Когда я стал командовать дивизионом, а это уже три батареи, то поддерживал обычно стрелковый полк и находился на наблюдательном пункте командира полка. Это уже не в боевых порядках пехоты, а метрах в четырехстах позади батальона. Там обстрелов поменьше и жизнь повольготнее. Но меня все равно тянуло в батальоны. Инициатива исходила, конечно, от комбатов, они, по старой привычке, звали меня к себе. Признаюсь, теперь я чаще находился при командире полка, и не только потому, что этого боевая обстановка требовала, срабатывал и инстинкт самосохранения. Но как отказать старым друзьям и не оказаться рядом в трудный для них момент? Они «брали» меня двумя доводами. Первый:

— Получил повышение, зазнался! А может, трусить стал, выжить решил?

Второй довод:

— На кого нас бросаешь?! Ну не получится у нас без тебя атака! Только ты сможешь успешно поддержать нас огнем!

И вот я снова оказываюсь в своей стихии, в батальоне. На траве, в снегу, а то и в грязи — тут сухое место не выбирают — лежу рядом с комбатом. Страшно, головы не поднять! А поднимать ее надо, иначе немцев не увидишь и артиллерийский огонь по ним вести не сумеешь. Комбат и его пехотинцы радуются, когда я уничтожаю живую силу и огневые точки противника. Мое присутствие не только оберегает и защищает — оно воодушевляет их и делает более сильными. Как им не радоваться, когда мои снаряды разметают контратакующих фашистов или на глазах пехотинцев летят вверх тормашками пулеметы и орудия прямой наводки. Или окутываются дымом и пылью от разрывов моих снарядов немецкие танки и, ослепленные, поворачивают назад, а некоторые из них еще и горят. Но радуется не только пехота, радуюсь и я. Это ни с чем не сравнимая [422] радость. Когда ты чувствуешь свою силу! Когда достаточно твоего взгляда, чтобы увидеть врага! Когда хватает слова, чтобы по твоей команде полетели в цель снаряды! Неважно, что и по тебе стреляют, что и ты подвергаешься смертельной опасности. Тут — кто кого!

ИТАК! КОМАНДИР БАТАЛЬОНА — МОЙ КУМИР! МОЙ ИДОЛ! КОМБАТУ Я ПОКЛОНЯЛСЯ И ПОКЛОНЯЮСЬ ПОНЫНЕ!
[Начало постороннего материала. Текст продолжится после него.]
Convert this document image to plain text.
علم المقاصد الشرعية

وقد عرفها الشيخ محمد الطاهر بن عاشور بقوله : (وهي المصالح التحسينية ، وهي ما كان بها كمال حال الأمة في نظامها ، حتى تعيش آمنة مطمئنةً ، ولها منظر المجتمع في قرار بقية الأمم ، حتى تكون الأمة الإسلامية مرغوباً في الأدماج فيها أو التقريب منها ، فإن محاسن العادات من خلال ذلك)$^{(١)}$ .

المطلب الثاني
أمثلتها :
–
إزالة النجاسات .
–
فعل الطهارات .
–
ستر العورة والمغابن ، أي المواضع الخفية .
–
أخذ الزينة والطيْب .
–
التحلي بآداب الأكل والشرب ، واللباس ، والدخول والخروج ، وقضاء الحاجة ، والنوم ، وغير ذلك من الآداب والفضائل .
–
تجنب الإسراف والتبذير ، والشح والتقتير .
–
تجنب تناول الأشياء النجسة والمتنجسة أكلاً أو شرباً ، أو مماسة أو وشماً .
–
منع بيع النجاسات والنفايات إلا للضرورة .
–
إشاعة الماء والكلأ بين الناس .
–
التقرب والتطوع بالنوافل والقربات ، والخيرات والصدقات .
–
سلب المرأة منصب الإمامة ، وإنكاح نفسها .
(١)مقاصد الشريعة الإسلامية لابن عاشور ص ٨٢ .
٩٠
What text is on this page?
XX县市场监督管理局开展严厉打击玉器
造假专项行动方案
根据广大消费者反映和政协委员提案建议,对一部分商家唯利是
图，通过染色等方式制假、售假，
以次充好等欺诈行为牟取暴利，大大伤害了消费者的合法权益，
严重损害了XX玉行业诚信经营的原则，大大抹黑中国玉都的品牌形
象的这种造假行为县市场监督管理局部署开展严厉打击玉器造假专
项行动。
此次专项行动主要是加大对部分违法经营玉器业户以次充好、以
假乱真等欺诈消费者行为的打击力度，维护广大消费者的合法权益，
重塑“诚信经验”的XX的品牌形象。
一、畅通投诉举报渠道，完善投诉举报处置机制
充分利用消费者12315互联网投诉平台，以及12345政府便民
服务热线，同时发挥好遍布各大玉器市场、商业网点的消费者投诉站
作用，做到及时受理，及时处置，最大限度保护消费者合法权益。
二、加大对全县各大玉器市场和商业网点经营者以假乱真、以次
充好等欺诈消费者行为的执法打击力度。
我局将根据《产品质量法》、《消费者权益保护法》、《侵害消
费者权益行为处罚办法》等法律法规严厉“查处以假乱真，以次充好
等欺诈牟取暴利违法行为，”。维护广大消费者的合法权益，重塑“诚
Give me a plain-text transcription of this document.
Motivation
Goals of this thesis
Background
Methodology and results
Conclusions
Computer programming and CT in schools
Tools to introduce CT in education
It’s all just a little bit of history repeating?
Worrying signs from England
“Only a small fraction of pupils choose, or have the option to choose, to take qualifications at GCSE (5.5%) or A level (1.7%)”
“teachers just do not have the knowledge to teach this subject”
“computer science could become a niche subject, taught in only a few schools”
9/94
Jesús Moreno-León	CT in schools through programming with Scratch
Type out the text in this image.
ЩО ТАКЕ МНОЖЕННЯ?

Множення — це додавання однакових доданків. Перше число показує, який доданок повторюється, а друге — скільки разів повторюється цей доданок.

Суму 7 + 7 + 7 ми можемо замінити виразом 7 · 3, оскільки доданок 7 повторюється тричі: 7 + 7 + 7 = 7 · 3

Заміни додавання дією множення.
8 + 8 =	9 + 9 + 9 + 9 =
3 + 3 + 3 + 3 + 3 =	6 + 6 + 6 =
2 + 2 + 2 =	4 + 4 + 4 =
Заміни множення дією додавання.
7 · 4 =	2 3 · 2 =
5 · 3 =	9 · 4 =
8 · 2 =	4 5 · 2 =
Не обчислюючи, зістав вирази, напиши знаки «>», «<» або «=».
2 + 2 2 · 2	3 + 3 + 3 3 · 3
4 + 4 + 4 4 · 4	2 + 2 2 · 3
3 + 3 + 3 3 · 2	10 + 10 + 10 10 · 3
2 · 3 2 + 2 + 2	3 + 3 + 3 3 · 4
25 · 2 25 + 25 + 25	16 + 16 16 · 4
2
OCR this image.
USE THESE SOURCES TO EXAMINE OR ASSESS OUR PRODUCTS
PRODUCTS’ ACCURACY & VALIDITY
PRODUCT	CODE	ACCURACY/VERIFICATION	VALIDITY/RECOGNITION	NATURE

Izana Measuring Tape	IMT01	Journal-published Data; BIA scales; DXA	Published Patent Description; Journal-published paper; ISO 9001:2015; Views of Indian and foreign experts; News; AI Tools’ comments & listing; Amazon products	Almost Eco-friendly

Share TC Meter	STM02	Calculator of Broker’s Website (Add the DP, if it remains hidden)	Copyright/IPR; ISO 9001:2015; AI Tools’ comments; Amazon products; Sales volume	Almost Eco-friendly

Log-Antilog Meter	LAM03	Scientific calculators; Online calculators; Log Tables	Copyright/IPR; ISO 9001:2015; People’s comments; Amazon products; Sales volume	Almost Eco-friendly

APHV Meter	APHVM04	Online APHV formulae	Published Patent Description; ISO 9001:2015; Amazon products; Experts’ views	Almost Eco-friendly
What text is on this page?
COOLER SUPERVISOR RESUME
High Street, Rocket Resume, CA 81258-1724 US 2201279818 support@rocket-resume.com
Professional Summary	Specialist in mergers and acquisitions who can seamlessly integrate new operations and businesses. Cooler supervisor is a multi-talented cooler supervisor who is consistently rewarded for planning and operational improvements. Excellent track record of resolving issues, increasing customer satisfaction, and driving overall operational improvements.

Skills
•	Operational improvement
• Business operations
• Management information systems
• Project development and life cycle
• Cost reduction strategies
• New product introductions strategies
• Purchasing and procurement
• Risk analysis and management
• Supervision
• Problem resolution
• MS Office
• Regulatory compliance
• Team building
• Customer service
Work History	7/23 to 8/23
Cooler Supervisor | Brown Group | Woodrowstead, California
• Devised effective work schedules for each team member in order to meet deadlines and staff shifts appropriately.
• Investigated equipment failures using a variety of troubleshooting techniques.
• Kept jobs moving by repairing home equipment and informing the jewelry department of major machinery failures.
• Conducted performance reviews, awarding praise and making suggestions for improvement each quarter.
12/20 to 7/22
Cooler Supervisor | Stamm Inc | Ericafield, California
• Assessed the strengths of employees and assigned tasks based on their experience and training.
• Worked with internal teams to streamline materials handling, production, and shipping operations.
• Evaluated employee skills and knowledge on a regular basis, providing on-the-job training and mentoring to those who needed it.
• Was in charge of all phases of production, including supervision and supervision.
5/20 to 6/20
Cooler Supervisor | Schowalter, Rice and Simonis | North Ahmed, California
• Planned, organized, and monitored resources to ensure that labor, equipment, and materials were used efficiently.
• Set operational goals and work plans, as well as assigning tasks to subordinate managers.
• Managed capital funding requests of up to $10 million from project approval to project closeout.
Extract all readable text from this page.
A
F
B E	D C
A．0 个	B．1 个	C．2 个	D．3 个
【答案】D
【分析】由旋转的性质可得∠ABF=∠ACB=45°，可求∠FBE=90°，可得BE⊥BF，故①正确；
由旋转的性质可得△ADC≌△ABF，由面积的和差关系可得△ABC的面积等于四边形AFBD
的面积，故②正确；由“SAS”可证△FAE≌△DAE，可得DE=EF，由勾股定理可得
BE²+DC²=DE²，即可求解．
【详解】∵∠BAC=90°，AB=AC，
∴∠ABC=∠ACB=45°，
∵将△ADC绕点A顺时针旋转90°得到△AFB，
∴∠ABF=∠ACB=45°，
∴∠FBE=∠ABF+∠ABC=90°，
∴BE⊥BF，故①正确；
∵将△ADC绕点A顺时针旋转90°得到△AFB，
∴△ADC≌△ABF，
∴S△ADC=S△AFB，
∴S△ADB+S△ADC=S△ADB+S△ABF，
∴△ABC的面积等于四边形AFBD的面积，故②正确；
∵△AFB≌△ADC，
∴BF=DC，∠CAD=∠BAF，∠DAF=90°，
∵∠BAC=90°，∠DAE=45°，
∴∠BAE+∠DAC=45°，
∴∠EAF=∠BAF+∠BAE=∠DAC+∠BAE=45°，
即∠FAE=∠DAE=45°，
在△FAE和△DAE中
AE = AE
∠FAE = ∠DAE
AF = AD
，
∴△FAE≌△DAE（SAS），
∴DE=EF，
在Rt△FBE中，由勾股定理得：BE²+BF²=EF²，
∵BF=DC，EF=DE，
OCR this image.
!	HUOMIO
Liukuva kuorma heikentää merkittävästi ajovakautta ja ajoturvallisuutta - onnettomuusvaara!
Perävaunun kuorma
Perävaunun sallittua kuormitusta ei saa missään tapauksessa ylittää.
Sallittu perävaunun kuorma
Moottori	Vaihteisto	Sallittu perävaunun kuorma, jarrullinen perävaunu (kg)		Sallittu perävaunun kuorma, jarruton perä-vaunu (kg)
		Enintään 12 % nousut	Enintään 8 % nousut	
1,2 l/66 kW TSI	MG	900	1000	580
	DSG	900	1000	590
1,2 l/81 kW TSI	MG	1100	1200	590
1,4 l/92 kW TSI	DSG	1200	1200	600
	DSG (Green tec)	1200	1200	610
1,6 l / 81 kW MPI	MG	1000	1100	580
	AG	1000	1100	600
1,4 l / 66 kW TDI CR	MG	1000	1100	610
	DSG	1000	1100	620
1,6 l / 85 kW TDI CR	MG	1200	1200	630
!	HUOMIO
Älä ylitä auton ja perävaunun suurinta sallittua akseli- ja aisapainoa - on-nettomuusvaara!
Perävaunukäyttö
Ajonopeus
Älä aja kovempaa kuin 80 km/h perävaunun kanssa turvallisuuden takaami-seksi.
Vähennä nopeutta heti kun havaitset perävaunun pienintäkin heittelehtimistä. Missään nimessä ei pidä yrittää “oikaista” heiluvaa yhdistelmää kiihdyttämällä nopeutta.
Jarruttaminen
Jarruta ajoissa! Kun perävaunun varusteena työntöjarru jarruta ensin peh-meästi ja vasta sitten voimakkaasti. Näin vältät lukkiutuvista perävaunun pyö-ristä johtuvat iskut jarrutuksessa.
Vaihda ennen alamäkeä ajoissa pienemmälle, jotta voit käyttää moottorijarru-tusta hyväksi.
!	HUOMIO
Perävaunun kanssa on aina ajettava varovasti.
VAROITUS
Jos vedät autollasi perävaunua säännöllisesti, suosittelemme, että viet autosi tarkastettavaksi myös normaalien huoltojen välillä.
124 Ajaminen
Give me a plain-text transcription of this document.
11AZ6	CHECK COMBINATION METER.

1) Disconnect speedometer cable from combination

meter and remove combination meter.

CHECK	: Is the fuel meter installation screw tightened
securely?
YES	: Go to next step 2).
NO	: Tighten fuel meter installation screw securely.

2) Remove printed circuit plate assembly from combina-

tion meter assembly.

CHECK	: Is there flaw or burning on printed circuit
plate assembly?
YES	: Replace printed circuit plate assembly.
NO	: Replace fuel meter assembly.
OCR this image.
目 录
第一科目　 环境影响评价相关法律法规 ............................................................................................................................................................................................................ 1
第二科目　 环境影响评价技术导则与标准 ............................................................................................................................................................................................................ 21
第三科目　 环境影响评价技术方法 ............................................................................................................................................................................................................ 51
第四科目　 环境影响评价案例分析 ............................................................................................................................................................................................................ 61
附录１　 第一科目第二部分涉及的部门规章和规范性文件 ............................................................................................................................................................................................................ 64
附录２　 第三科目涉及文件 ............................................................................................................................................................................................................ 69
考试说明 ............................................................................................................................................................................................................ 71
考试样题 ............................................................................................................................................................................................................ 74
Командир батальона — это самая выдающаяся, самая основополагающая и самая проклятая должность на войне! Никто не внес большего вклада в Победу и никто не страдал больше от немцев и от своих, чем пехотинец — командир батальона! Стрелкового батальона, уточним! Подстегиваемый начальством, он часто вынужден был вступать в заранее обреченный на неуспех бой с противником. «Давай! — кричит командир полка по телефону. — Не возьмешь траншею — расстреляю!» И все тут.

* * *

Взводные и ротные командиры — это герои-однодневки. Свершив свое смертоносное дело, они гибли в первом же бою. На большее у них просто не хватало времени. По жестоким законам войны их боевая деятельность ограничивалась часами и днями. И только чудом уцелевший в бою взводный или ротный становился комбатом. Больше некому было. Нет уже ни рот, ни взводов. Из двух сотен бойцов осталось сорок-пятьдесят. Нет уже и той, несшейся на врага живой, извивающейся в своем движении людской цепи. Выросший и скороспело вызревший в скоротечном бою новоявленный комбат поднимает в атаку остатки батальона. А поднять на смерть уцелевших в бою — побывавших, по существу, на том свете, уцепившихся уже за надежду выжить — ох как трудно! Попробуй, покричи с остервенением во всю глотку в шуме боя одно-единственное [423] слово «Вперед!» — с отчаянием и решимостью погрози пистолетом, побегай под пулями вдоль цепи прилипших к земле солдат — и ты поймешь: тут не до Сталина, не до газетных выдумок! После третьей, пятой неудавшейся кровопролитной атаки, на поле, усеянном трупами, жалкие остатки батальона бросала на врага не вчерашняя проповедь политрука, а сиюминутная, зримая и увлекающая отвага командира, его исступление и отрешенность, беспощадный и непререкаемый приказ «Вперед!». Охрипший, с искаженным от злобы лицом, вывернутый наизнанку желанием во что бы то ни стало поднять батальон в атаку, он не думает о собственной смерти, не обращает внимания на пули и осколки, на взрывы снарядов и мин. Для него сейчас важнее жизни и всего на свете — это поднять, оторвать от земли солдат, вместе с ними вскочить на пригорок, добежать до вражеской траншеи и ворваться в нее. И уж после страшного рукопашного боя завладеть этой проклятой траншеей. В какой-то мере представить образ командира батальона в послевоенных кинофильмах удалось артисту Николаю Олялину.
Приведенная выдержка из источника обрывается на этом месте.